Fueled by a massive oil boom, the state's economic output has more than doubled in just 11 years, according to Bureau of Economic Analysis data on state gross domestic products (GDP) released Wednesday.
In 2013, North Dakota's economy produced a record $49.8 billion -- up from a mere $24.7 billion in 2002. That's adjusted for inflation.
While that's still small compared to most states, North Dakota is quickly climbing in the ranks.
Back in 2002, the state had the country's second smallest economy -- only Vermont had smaller economic output. As of last year, North Dakota had surpassed Wyoming, Montana, and South Dakota to become the fifth smallest state economy.
Even though the state economy is still modest, the output per person is high.
North Dakota has the second highest level of GDP per capita, generating about $69,000 in economic activity per resident. Only Alaska ranks higher.
The driving force behind this surge in economic output: Oil, oil and more oil.
In recent years new technology has made it possible for drillers to reach pockets of oil that had previously been inaccessible -- spurring a full-fledged oil boom in the northwest corner of the state.
This year, daily oil production topped 900,000 barrels -- nine times the mere 100,000 barrels per day in 1998. And North Dakota now ranks as the second largest oil-producing state in the nation, according to the U.S. Energy Information Administration.

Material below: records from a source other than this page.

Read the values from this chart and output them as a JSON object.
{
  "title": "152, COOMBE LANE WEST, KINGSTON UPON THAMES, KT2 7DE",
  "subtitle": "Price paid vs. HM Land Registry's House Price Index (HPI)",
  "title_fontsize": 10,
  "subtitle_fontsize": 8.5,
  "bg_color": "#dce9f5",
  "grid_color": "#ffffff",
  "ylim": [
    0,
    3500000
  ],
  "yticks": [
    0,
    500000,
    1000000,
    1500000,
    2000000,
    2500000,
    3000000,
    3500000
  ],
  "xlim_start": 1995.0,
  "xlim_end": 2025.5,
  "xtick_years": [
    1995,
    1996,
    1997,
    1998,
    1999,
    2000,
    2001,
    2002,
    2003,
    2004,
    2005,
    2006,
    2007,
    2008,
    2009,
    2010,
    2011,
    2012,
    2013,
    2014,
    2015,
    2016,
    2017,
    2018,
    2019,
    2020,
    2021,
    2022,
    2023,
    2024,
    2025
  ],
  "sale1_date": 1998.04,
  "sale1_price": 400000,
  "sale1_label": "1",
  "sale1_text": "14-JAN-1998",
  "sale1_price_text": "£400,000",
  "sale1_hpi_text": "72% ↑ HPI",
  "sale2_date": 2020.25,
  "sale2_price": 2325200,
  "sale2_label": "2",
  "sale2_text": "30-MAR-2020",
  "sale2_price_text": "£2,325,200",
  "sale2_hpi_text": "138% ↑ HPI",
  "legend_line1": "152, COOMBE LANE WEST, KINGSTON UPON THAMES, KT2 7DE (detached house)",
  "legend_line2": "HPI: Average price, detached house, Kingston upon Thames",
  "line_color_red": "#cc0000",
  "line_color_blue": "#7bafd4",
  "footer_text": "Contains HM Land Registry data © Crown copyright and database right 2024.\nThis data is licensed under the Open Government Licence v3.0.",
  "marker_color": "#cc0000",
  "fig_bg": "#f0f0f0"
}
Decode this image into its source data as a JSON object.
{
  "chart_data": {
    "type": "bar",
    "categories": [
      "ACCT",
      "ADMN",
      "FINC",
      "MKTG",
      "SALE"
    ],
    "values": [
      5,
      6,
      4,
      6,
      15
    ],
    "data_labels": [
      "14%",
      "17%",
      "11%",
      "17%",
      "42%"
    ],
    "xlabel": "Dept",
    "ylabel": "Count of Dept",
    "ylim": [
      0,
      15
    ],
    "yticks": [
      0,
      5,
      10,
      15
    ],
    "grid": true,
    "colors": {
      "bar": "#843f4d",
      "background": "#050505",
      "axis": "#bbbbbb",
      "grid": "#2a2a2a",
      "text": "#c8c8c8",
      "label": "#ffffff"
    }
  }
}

Along with oil, North Dakota has been pumping out thousands of jobs. Between 1998 and 2013, the state added 132,000 jobs -- a 41% increase. More than half of those were added within the past three years.
And that growth isn't showing any signs of stopping. A new recruiting campaign launched in May by the North Dakota Economic Development Foundation and oil giant Hess ( aims to fill the more than 20,000 jobs that they say are currently available. )
Big oil isn't the only one seeking workers, every industry in the state is hiring. Restaurants, retailers, bars and gas stations are all desperately seeking workers -- and are willing to pay top dollar.
But the picture isn't all rosy.
Thanks to the influx of people, populations in some cities have quadrupled and a severe housing shortage has emerged. Rent for whatever housing is available is among the most expensive in the country. As a result, many workers are pulling in fat paychecks but are technically homeless -- living in cars, RVs, tents or even on the streets.
In its latest homeless estimates, the Department of Housing and Urban Development found that North Dakota saw the biggest surge in homelessness of any state. The problem has become so severe that the local Salvation Army has even bought people tickets back to where they came from when they arrive in the state with nowhere to live.